Periodic Reporting for period 1 - meltRBP (Tracking interactions between RNA and RNA-binding proteins by thermal profiling of the proteome)
Reporting period: 2017-04-01 to 2019-03-31
In 2014, Dr Mikhail Savitski, group leader at EMBL, developed a novel approach, termed thermal proteome profiling (TPP). This methodology is based on the principle that the binding of a ligand to a protein causes a shift in its stability, which can be read out by the proteins’ denaturing properties, using the cellular thermal shift assay (CETSA). In detail, target engagement is measured by exposing the intact cells to a range of different temperatures (37¬¬–65°C, at increments of 3°C). Thereby, a specific temperature induces unfolding of a protein, which leads to the formation of an insoluble pellet after centrifugation. The supernatant now contains all the proteins that are stable at the given temperature, which can be quantified either by Western blotting for specific targets, or on a proteome-wide scale using mass spectrometry. The addition of a drug, as in Savitski et al., (2014), perturbs the system and results in specific protein melting point differences.

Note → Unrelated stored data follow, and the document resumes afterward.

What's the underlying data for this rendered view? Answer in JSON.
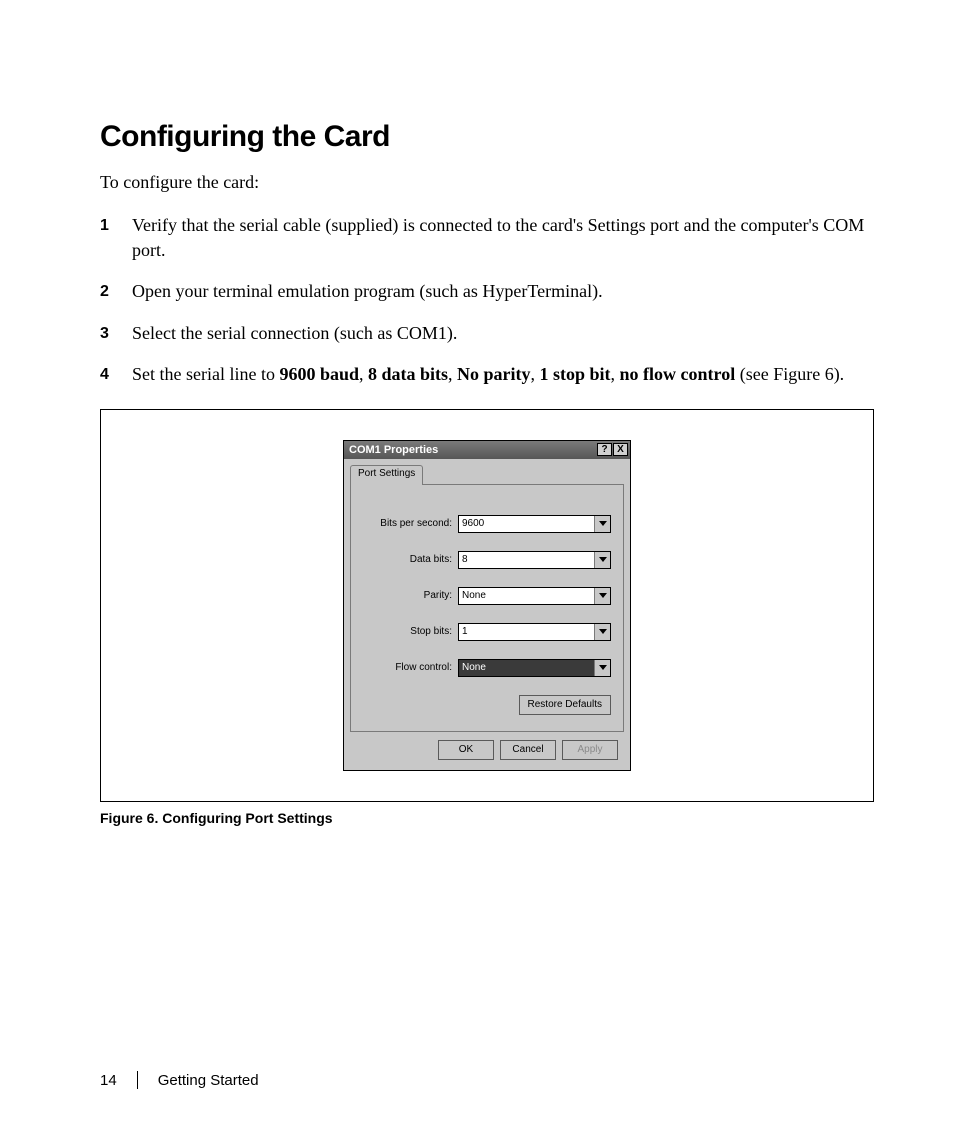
{
  "heading": "Configuring the Card",
  "intro": "To configure the card:",
  "steps": [
    {
      "num": "1",
      "text": "Verify that the serial cable (supplied) is connected to the card's Settings port and the computer's COM port."
    },
    {
      "num": "2",
      "text": "Open your terminal emulation program (such as HyperTerminal)."
    },
    {
      "num": "3",
      "text": "Select the serial connection (such as COM1)."
    },
    {
      "num": "4",
      "prefix": "Set the serial line to ",
      "bold": "9600 baud",
      "sep1": ", ",
      "bold2": "8 data bits",
      "sep2": ", ",
      "bold3": "No parity",
      "sep3": ", ",
      "bold4": "1 stop bit",
      "sep4": ", ",
      "bold5": "no flow control",
      "suffix": " (see Figure 6)."
    }
  ],
  "dialog": {
    "title": "COM1 Properties",
    "help": "?",
    "close": "X",
    "tab": "Port Settings",
    "fields": [
      {
        "label": "Bits per second:",
        "value": "9600",
        "selected": false
      },
      {
        "label": "Data bits:",
        "value": "8",
        "selected": false
      },
      {
        "label": "Parity:",
        "value": "None",
        "selected": false
      },
      {
        "label": "Stop bits:",
        "value": "1",
        "selected": false
      },
      {
        "label": "Flow control:",
        "value": "None",
        "selected": true
      }
    ],
    "restore": "Restore Defaults",
    "ok": "OK",
    "cancel": "Cancel",
    "apply": "Apply"
  },
  "figure_caption": "Figure 6. Configuring Port Settings",
  "footer": {
    "page": "14",
    "section": "Getting Started"
  }
}
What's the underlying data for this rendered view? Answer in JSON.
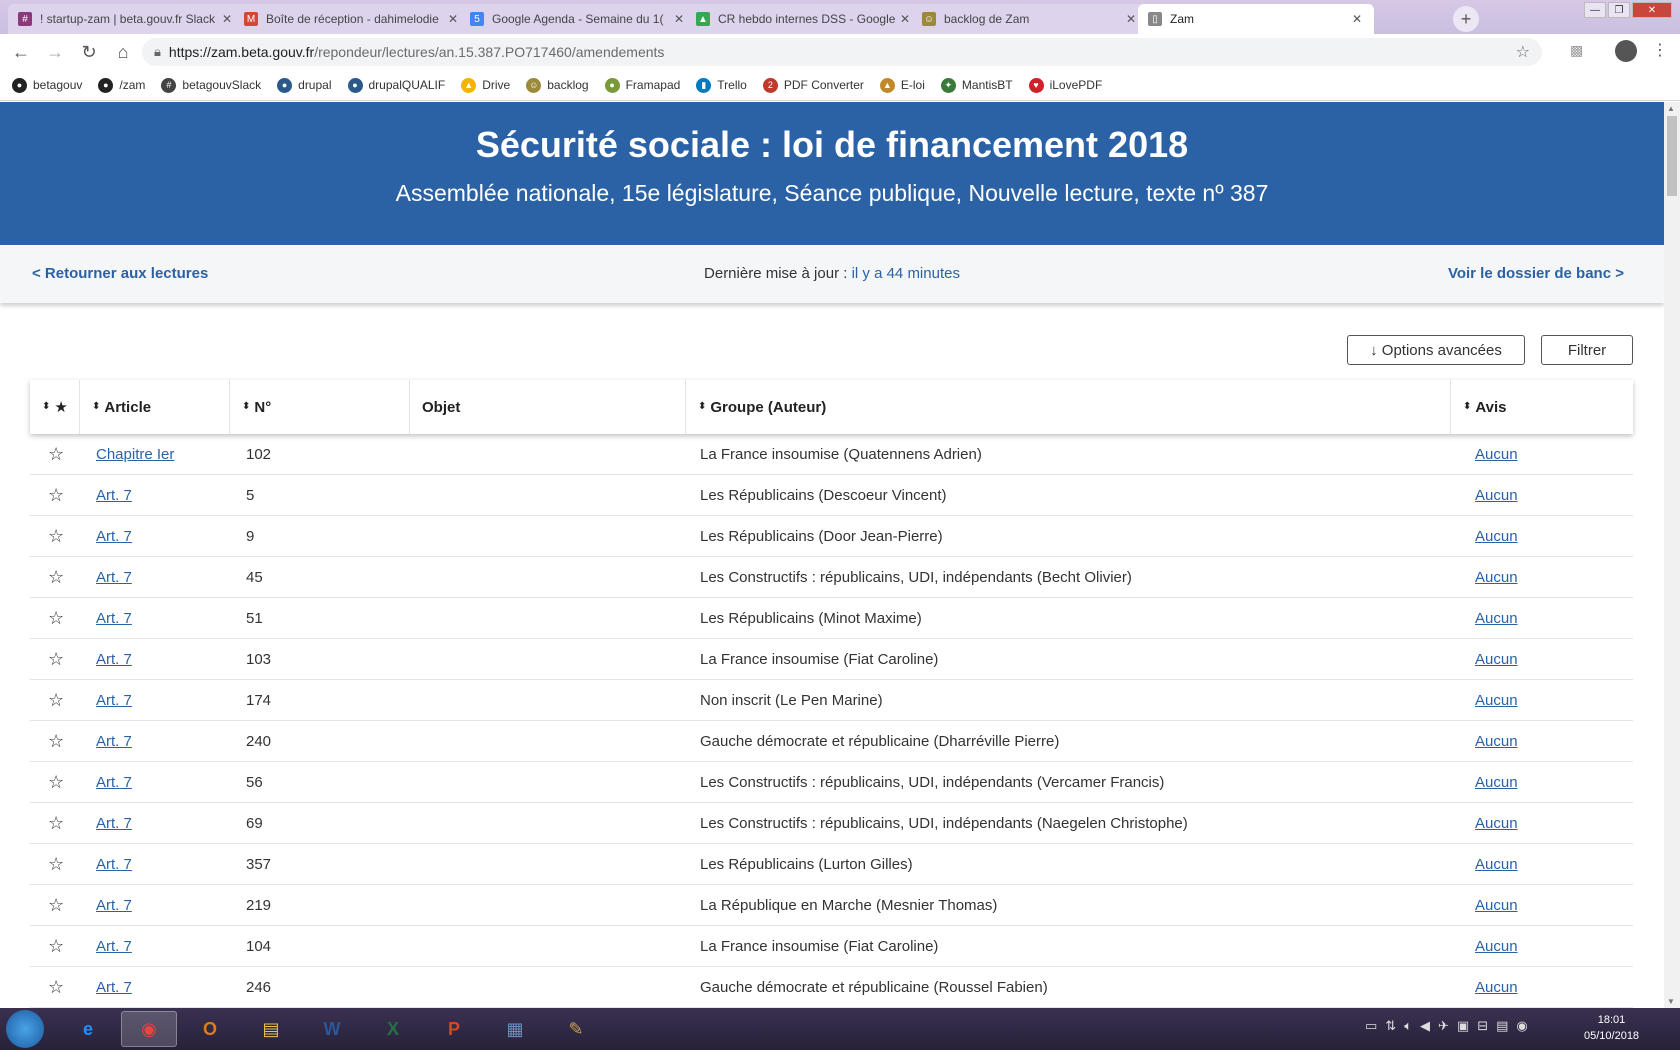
{
  "browser": {
    "tabs": [
      {
        "title": "! startup-zam | beta.gouv.fr Slack",
        "icon": "slack-icon",
        "color": "#8a3a7a",
        "glyph": "#"
      },
      {
        "title": "Boîte de réception - dahimelodie",
        "icon": "gmail-icon",
        "color": "#d44638",
        "glyph": "M"
      },
      {
        "title": "Google Agenda - Semaine du 1(",
        "icon": "calendar-icon",
        "color": "#4285f4",
        "glyph": "5"
      },
      {
        "title": "CR hebdo internes DSS - Google",
        "icon": "drive-icon",
        "color": "#34a853",
        "glyph": "▲"
      },
      {
        "title": "backlog de Zam",
        "icon": "framaboard-icon",
        "color": "#9a8a3a",
        "glyph": "☺"
      },
      {
        "title": "Zam",
        "icon": "page-icon",
        "color": "#888888",
        "glyph": "▯"
      }
    ],
    "url_host": "https://zam.beta.gouv.fr",
    "url_path": "/repondeur/lectures/an.15.387.PO717460/amendements",
    "bookmarks": [
      {
        "label": "betagouv",
        "color": "#222222",
        "glyph": "●"
      },
      {
        "label": "/zam",
        "color": "#222222",
        "glyph": "●"
      },
      {
        "label": "betagouvSlack",
        "color": "#444444",
        "glyph": "#"
      },
      {
        "label": "drupal",
        "color": "#2b5a8a",
        "glyph": "●"
      },
      {
        "label": "drupalQUALIF",
        "color": "#2b5a8a",
        "glyph": "●"
      },
      {
        "label": "Drive",
        "color": "#f4b400",
        "glyph": "▲"
      },
      {
        "label": "backlog",
        "color": "#9a8a3a",
        "glyph": "☺"
      },
      {
        "label": "Framapad",
        "color": "#7a9a3a",
        "glyph": "●"
      },
      {
        "label": "Trello",
        "color": "#0079bf",
        "glyph": "▮"
      },
      {
        "label": "PDF Converter",
        "color": "#c0392b",
        "glyph": "2"
      },
      {
        "label": "E-loi",
        "color": "#c08a2a",
        "glyph": "▲"
      },
      {
        "label": "MantisBT",
        "color": "#3a7a3a",
        "glyph": "✦"
      },
      {
        "label": "iLovePDF",
        "color": "#d0202a",
        "glyph": "♥"
      }
    ]
  },
  "page": {
    "title": "Sécurité sociale : loi de financement 2018",
    "subtitle": "Assemblée nationale, 15e législature, Séance publique, Nouvelle lecture, texte nº 387",
    "back_link": "< Retourner aux lectures",
    "last_update_label": "Dernière mise à jour :",
    "last_update_value": "il y a 44 minutes",
    "dossier_link": "Voir le dossier de banc >",
    "options_button": "↓ Options avancées",
    "filter_button": "Filtrer"
  },
  "table": {
    "headers": {
      "star": "★",
      "article": "Article",
      "numero": "N°",
      "objet": "Objet",
      "groupe": "Groupe (Auteur)",
      "avis": "Avis"
    },
    "rows": [
      {
        "article": "Chapitre Ier",
        "num": "102",
        "groupe": "La France insoumise (Quatennens Adrien)",
        "avis": "Aucun"
      },
      {
        "article": "Art. 7",
        "num": "5",
        "groupe": "Les Républicains (Descoeur Vincent)",
        "avis": "Aucun"
      },
      {
        "article": "Art. 7",
        "num": "9",
        "groupe": "Les Républicains (Door Jean-Pierre)",
        "avis": "Aucun"
      },
      {
        "article": "Art. 7",
        "num": "45",
        "groupe": "Les Constructifs : républicains, UDI, indépendants (Becht Olivier)",
        "avis": "Aucun"
      },
      {
        "article": "Art. 7",
        "num": "51",
        "groupe": "Les Républicains (Minot Maxime)",
        "avis": "Aucun"
      },
      {
        "article": "Art. 7",
        "num": "103",
        "groupe": "La France insoumise (Fiat Caroline)",
        "avis": "Aucun"
      },
      {
        "article": "Art. 7",
        "num": "174",
        "groupe": "Non inscrit (Le Pen Marine)",
        "avis": "Aucun"
      },
      {
        "article": "Art. 7",
        "num": "240",
        "groupe": "Gauche démocrate et républicaine (Dharréville Pierre)",
        "avis": "Aucun"
      },
      {
        "article": "Art. 7",
        "num": "56",
        "groupe": "Les Constructifs : républicains, UDI, indépendants (Vercamer Francis)",
        "avis": "Aucun"
      },
      {
        "article": "Art. 7",
        "num": "69",
        "groupe": "Les Constructifs : républicains, UDI, indépendants (Naegelen Christophe)",
        "avis": "Aucun"
      },
      {
        "article": "Art. 7",
        "num": "357",
        "groupe": "Les Républicains (Lurton Gilles)",
        "avis": "Aucun"
      },
      {
        "article": "Art. 7",
        "num": "219",
        "groupe": "La République en Marche (Mesnier Thomas)",
        "avis": "Aucun"
      },
      {
        "article": "Art. 7",
        "num": "104",
        "groupe": "La France insoumise (Fiat Caroline)",
        "avis": "Aucun"
      },
      {
        "article": "Art. 7",
        "num": "246",
        "groupe": "Gauche démocrate et républicaine (Roussel Fabien)",
        "avis": "Aucun"
      }
    ]
  },
  "taskbar": {
    "apps": [
      {
        "name": "internet-explorer",
        "glyph": "e",
        "color": "#1e90ff",
        "open": false
      },
      {
        "name": "chrome",
        "glyph": "◉",
        "color": "#e8453c",
        "open": true
      },
      {
        "name": "outlook",
        "glyph": "O",
        "color": "#e07a1f",
        "open": false
      },
      {
        "name": "file-explorer",
        "glyph": "▤",
        "color": "#e8c34a",
        "open": false
      },
      {
        "name": "word",
        "glyph": "W",
        "color": "#2b579a",
        "open": false
      },
      {
        "name": "excel",
        "glyph": "X",
        "color": "#217346",
        "open": false
      },
      {
        "name": "powerpoint",
        "glyph": "P",
        "color": "#d24726",
        "open": false
      },
      {
        "name": "calculator",
        "glyph": "▦",
        "color": "#6a8fbf",
        "open": false
      },
      {
        "name": "paint",
        "glyph": "✎",
        "color": "#c8a060",
        "open": false
      }
    ],
    "time": "18:01",
    "date": "05/10/2018"
  }
}
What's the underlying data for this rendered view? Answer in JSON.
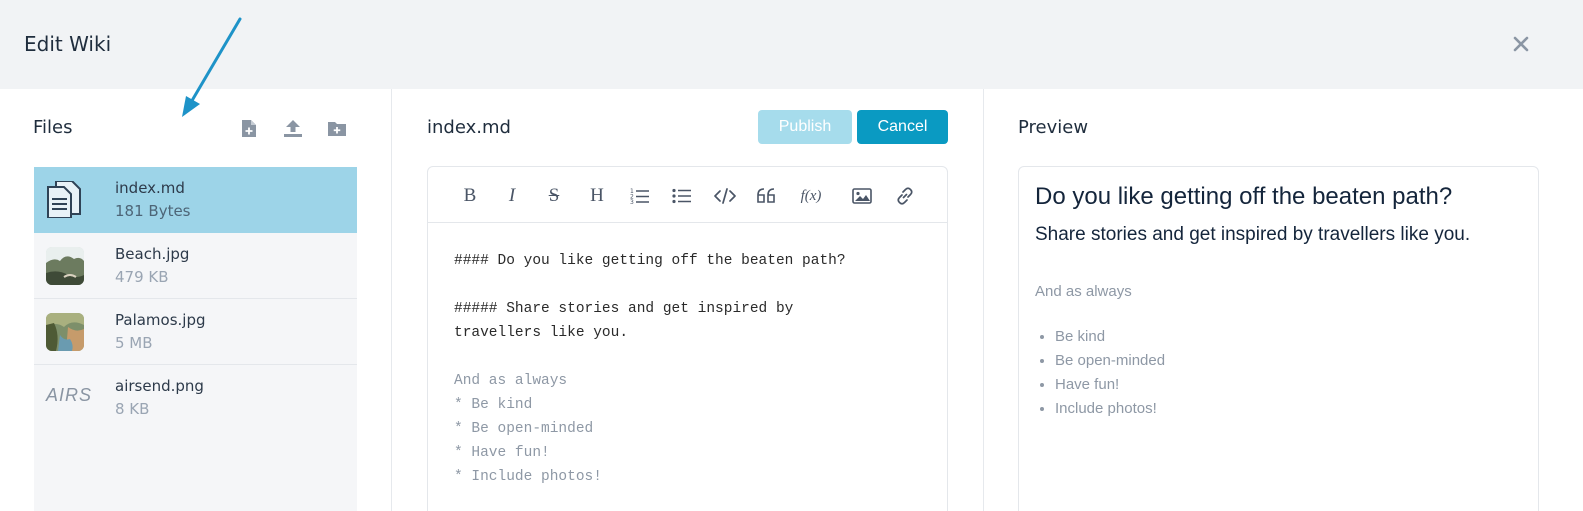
{
  "modal": {
    "title": "Edit Wiki"
  },
  "files": {
    "title": "Files",
    "items": [
      {
        "name": "index.md",
        "size": "181 Bytes",
        "icon": "document-icon",
        "selected": true
      },
      {
        "name": "Beach.jpg",
        "size": "479 KB",
        "icon": "image-thumbnail"
      },
      {
        "name": "Palamos.jpg",
        "size": "5 MB",
        "icon": "image-thumbnail"
      },
      {
        "name": "airsend.png",
        "size": "8 KB",
        "icon": "logo-thumbnail",
        "thumb_text": "AIRS"
      }
    ]
  },
  "editor": {
    "filename": "index.md",
    "publish_label": "Publish",
    "cancel_label": "Cancel",
    "toolbar": [
      "bold",
      "italic",
      "strikethrough",
      "heading",
      "ordered-list",
      "bullet-list",
      "code",
      "quote",
      "formula",
      "image",
      "link"
    ],
    "toolbar_labels": {
      "bold": "B",
      "italic": "I",
      "strike": "S",
      "heading": "H",
      "formula": "f(x)"
    },
    "lines": [
      "#### Do you like getting off the beaten path?",
      "",
      "##### Share stories and get inspired by",
      "travellers like you.",
      "",
      "And as always",
      "* Be kind",
      "* Be open-minded",
      "* Have fun!",
      "* Include photos!"
    ]
  },
  "preview": {
    "title": "Preview",
    "h4": "Do you like getting off the beaten path?",
    "h5": "Share stories and get inspired by travellers like you.",
    "paragraph": "And as always",
    "list": [
      "Be kind",
      "Be open-minded",
      "Have fun!",
      "Include photos!"
    ]
  },
  "colors": {
    "accent": "#0a9ac2",
    "accent_disabled": "#a6dcec",
    "selected_row": "#9dd4e8",
    "header_bg": "#f1f3f5"
  }
}
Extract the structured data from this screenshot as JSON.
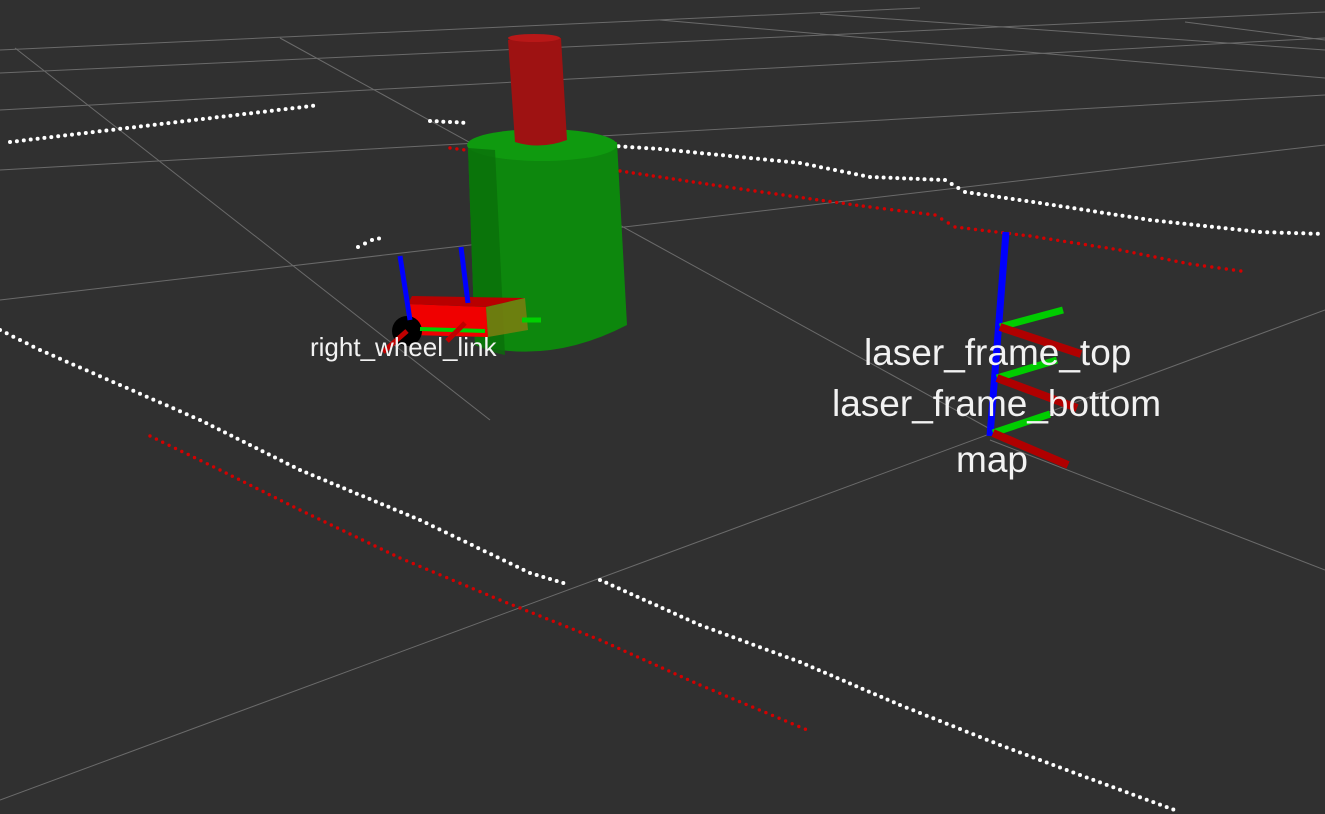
{
  "view": {
    "background": "#303030",
    "grid_color": "#a0a0a0"
  },
  "frames": {
    "right_wheel_link": "right_wheel_link",
    "laser_frame_top": "laser_frame_top",
    "laser_frame_bottom": "laser_frame_bottom",
    "map": "map"
  },
  "colors": {
    "scan_top": "#ffffff",
    "scan_bottom": "#d40000",
    "robot_body": "#e00000",
    "robot_cylinder": "#0a8a0a",
    "robot_mast": "#a01010",
    "axis_x": "#c00000",
    "axis_y": "#00c000",
    "axis_z": "#0000ff"
  }
}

The project proposed here made use of this innovative approach, by transferring this cutting-edge technology to the study of RNA-protein complexes and identify all of the RBPs that are bound to a specific RNA. One major advantage of this application is that the differential effects on protein stability modulated by the concentration of a specific RNA molecule can be measured in the context of the whole cell. Specifically, we optimised the technique with a well-characterized model system, the iron regulatory protein/iron response element interaction, followed by the application of TPP to discover all RBPs bound to the iron response element of the HIF2 5’untranslated region. Trying to apply TPP to a novel context, directed our interest to Enolase 1, a glycolytic enzyme that binds RNA.
The second objective involved the application of TPP to a cellular context where the endogenous RNA levels could be manipulated by RNAi or CRISPR Cas9. Unfortunately, the differential expression of full-length mRNAs resulted in changes on many different levels (translation, metabolic state and protein-protein interactions) resulting in TPP uncovering RNA-independent changes. Thus, we decided to revert back to a drug-like treatment of the cells to uncover novel RBP-RNA interactions.
The final project objective was based on recent data that had shown that the eukaryotic RNA-binding proteome is much larger than previously anticipated. It encompasses a number of proteins with well-established functions unrelated to RNA biology, including many metabolic enzymes. To elucidate the physiological role of one such metabolic enzyme in RNA biology, we had focussed on the glycolytic enzyme enolase 1 (ENO1) due to its evolutionarily conserved RNA-binding capacity. As part of the optimisation of TPP for the application to the ENO1-RNA context, we confirmed ENO1 to be a bona fide RNA-binding protein.